Zur deutschen Mannschaft muss ich sagen, dass sie eine gute WM gespielt hat. Durch die Viertelfinalteilnahme ist Deutschland wieder unter den ersten Acht der Weltrangliste platziert.

Das sollte die kommenden Jahre das Ziel sein.

Wenn wir schon über die Zukunft sprechen: Ich hoffe, dass es jetzt kein Sommertheater wegen der Bundestrainer-Frage, der Nachfolge auf den Sportdirektor-Posten und des Kooperationsvertrags mit der DEL gibt.

DEB und DEL sollten sich darauf einigen, keine Wasserstandsmeldungen abzugeben und stattdessen eine Woche vor Ligastart das Gesamtpaket präsentieren.

Das würde dem Eishockey einen positiven Schwung geben und die großartigen Erinnerungen an die WM würden nicht so schnell verblassen lassen.

Diese Erinnerungen möchte ich Euch in dieser Kolumne als meine 5 Highlights der WM präsentieren:

Deutschlands Coup über Russland:

Es war der erste Sieg überhaupt bei einer WM über Russland und noch dazu zu null. Die deutsche Mannschaft hat die Russen körperlich dominiert und konnte spielerisch mithalten. Das war sehr stark. Exemplarisch dafür war das Tor zum 2:0-Endstand, beginnend mit einem Check von Frank Hördler, der zum Alleingang von Patrick Reimer führte.

Mikael Granlunds Jahrhundert-Tor:

Ich habe mir das Tor zig Mal auf dem Youtube-Kanal von SPORT1 angeschaut, immer wieder gut: Ein 19-Jähriger, der in einem WM-Halbfinale gegen Russland beim Stand von 0:0 so ein Tor schießt, der hat Eier. Für mich war es das schönste Tor, das ich bei einer WM gesehen habe.

Haudegen Jewgeni Artjuchin:

Die Russen konnten dieses Jahr spielerisch nicht dominieren. Dennoch fanden sie einen Weg den Gegner anderweitig zu beschäftigen: über Jewgeni Artjuchin. Sein knallhartes Checken und Provozieren hat die Gegner aus dem Konzept gebracht (Bericht). Er war bei allen Mannschaften ein Thema. Das sieht man im internationalen Eishockey selten, dass ein Spieler so für Aufsehen sorgt.

Dauerbrenner Jaromir Jagr:

Auch bei seiner gefühlt 35. WM bewegte er sich immer noch sehr geschmeidig und erzielte mit neun Punkten die drittgrößte Ausbeute des Turniers. Dass Jagr noch in diesem Alter auf so hohem Niveau mitspielen kann, liegt aber auch an der Reihe mit Tomas Plekanec und Roman Cervenka.
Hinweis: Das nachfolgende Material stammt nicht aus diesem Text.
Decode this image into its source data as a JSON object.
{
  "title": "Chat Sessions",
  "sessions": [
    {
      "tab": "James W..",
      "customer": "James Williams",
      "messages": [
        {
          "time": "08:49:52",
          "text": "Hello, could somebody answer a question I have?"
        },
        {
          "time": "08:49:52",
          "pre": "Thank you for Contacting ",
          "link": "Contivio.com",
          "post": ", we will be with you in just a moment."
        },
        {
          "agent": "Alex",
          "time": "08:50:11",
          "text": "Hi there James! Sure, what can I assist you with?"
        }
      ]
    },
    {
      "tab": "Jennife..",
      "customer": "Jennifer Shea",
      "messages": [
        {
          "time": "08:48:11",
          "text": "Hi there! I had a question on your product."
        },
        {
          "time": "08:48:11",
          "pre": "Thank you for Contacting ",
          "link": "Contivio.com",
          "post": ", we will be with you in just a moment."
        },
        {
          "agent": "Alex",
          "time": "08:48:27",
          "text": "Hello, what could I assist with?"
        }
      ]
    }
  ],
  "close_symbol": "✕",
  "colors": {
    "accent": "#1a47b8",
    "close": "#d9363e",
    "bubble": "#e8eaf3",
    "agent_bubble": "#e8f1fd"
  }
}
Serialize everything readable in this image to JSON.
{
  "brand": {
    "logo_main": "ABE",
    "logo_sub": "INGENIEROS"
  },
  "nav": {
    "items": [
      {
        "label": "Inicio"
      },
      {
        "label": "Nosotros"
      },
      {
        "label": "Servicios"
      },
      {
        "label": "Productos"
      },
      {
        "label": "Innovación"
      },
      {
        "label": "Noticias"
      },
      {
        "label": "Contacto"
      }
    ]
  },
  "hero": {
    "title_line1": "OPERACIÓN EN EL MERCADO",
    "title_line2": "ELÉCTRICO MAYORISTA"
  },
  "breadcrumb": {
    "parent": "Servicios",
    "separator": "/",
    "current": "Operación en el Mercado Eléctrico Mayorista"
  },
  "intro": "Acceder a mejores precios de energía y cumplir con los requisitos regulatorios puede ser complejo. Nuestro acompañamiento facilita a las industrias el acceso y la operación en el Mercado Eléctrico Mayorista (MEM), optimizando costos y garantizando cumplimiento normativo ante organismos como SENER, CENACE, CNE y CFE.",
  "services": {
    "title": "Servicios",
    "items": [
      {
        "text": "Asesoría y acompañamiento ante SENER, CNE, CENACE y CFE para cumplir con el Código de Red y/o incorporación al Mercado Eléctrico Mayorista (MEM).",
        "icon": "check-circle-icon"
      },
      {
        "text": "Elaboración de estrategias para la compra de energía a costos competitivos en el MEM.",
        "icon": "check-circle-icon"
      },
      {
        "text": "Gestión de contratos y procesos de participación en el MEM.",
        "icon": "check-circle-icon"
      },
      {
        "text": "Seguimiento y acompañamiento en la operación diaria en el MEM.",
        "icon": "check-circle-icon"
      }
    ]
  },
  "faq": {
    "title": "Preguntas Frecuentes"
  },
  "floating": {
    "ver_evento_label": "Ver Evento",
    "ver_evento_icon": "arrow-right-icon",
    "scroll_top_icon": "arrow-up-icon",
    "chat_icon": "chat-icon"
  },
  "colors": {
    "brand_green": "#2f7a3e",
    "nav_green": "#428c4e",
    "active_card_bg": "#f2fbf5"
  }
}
Diese Drei haben perfekt harmoniert und waren mit insgesamt 29 Scorer-Punkten die beste Reihe der WM.

"MVP" Jarkko Immonen:

Neun Spiele, neun Tore und dazu noch Topscorer: Für mich war der Finne der MVP der WM. Denn sein Tor zum 1:1 sieben Sekunden vor Ende des zweiten Drittels hat den WM-Titel eingeleitet und war daher immens wichtig.

Soweit meine fünf Highlights, und damit ein Zlaty Bazant aus Bratislava.

Euer

Rick Goldmann

Erich Goldmann, 35, stand 126 Mal für die deutsche Nationalmannschaft auf dem Eis. Der Verteidiger, der beim NHL-Draft 1996 an 212. Position von den Ottawa Senators gezogen wurde, bestritt ein Spiel in der NHL. Nach einer schweren Sprunggelenksverletzung beendete er 2008 beim EHC München seine Laufbahn. In seiner Karriere bestritt er für den EV Landshut, Adler Mannheim, Kaufbeurer Adler, Moskitos Essen, ERC Ingolstadt und Iserlohn Roosters 500 DEL-Spiele. Für SPORT1 kommentiert Goldmann seit 2009 die Spiele der Nationalmannschaft.